Op-ed: Helping Homeless People Who Are Mentally Ill

This original letter to the editor, written by Coalition for the Homeless Executive Director Dave Giffen was published on November 28, 2023 in the New York Times:

To the Editor:

Behind Acts of Violence, Years of Mistakes” (front page, Nov. 21) effectively underscores the decades of neglect, underfunding and mismanagement that have made New York’s mental health system such a resounding failure for so many people in our city. But it also perpetuates dangerous stereotypes about people who are homeless and makes assumptions about the value of “mental health shelters” that do not comport with reality.

The breakdowns in the social safety net for people living with mental illness are indeed an urgent problem, but those breakdowns affect all people living with mental illness, not just those without homes.
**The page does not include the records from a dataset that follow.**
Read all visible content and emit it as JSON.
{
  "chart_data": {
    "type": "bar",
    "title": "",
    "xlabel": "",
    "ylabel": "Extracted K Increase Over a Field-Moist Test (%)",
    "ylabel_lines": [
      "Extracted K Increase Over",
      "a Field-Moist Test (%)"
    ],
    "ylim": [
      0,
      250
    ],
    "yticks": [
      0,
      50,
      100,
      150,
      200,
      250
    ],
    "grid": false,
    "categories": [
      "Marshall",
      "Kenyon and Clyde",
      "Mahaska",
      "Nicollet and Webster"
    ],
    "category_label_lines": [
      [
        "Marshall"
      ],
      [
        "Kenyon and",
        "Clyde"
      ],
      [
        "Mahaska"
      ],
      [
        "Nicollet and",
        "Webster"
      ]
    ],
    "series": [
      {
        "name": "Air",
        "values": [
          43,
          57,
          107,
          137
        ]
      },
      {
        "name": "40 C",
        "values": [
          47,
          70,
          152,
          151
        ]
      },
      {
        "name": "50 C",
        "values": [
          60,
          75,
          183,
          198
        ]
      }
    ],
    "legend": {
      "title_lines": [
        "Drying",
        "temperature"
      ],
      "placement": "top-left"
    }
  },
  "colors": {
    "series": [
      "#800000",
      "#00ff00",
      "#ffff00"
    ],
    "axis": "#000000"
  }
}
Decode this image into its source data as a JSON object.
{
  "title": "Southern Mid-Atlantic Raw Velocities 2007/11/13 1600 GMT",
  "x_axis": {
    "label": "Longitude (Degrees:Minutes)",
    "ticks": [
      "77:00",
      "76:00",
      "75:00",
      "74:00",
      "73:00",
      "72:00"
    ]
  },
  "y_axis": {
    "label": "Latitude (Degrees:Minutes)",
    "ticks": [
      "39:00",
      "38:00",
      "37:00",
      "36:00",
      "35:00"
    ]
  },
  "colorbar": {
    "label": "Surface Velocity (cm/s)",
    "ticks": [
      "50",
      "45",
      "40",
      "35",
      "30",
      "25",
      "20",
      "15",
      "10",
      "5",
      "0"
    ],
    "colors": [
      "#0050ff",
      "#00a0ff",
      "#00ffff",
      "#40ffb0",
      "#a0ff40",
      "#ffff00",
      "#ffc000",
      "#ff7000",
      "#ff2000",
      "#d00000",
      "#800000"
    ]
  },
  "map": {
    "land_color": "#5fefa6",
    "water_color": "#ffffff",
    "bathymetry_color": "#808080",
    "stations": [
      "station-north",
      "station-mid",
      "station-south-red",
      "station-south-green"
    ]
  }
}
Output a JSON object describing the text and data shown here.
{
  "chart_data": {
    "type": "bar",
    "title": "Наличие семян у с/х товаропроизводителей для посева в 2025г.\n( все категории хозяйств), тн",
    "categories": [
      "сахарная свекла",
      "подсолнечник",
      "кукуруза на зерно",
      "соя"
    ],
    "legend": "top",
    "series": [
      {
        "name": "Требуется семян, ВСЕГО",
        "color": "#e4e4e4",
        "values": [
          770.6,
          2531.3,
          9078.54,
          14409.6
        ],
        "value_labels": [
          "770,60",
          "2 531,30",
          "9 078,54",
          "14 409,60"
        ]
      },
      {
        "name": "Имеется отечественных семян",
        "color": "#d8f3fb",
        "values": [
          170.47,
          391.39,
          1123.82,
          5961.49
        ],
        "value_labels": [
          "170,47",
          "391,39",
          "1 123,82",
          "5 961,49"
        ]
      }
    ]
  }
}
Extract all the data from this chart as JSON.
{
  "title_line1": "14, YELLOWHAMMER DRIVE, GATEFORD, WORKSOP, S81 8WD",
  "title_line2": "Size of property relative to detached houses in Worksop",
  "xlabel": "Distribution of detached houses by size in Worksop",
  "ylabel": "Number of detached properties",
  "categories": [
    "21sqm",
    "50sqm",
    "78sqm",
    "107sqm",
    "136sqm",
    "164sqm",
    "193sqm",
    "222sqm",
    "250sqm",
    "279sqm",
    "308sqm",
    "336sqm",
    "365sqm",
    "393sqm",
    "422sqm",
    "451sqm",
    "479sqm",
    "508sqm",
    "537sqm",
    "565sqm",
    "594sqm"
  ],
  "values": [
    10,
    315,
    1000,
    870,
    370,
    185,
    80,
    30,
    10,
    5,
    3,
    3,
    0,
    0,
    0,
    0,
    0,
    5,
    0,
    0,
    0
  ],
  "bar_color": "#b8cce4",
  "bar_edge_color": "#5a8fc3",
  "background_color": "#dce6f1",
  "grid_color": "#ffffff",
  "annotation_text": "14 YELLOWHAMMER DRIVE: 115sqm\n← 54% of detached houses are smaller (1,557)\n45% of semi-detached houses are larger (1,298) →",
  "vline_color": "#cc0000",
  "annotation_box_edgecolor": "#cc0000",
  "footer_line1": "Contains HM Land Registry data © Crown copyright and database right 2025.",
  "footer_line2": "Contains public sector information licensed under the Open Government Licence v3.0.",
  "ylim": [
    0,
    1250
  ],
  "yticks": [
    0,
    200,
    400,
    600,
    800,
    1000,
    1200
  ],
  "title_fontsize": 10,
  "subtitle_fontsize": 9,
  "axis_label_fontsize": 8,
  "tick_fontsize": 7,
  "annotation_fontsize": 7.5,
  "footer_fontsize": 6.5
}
By focusing only on homeless individuals — and on what is statistically a small number of violent actions by some of those individuals — you are feeding into the misperception of homeless New Yorkers as deranged and dangerous.

In reality, as you note, individuals who are homeless are much more likely to be the victims than the perpetrators of crimes.

While the legal right to shelter is critical to ensuring that thousands more people are not relegated to sleeping on our streets or in the transit system, shelters — including mental health shelters — are in no way appropriate settings for individuals with severe mental illness. In fact, our clients in those shelters often report that those environments exacerbate their symptoms, rather than support their needs.

Supportive housing has proved to be the most effective way of stabilizing homeless individuals with mental illness and other disabilities.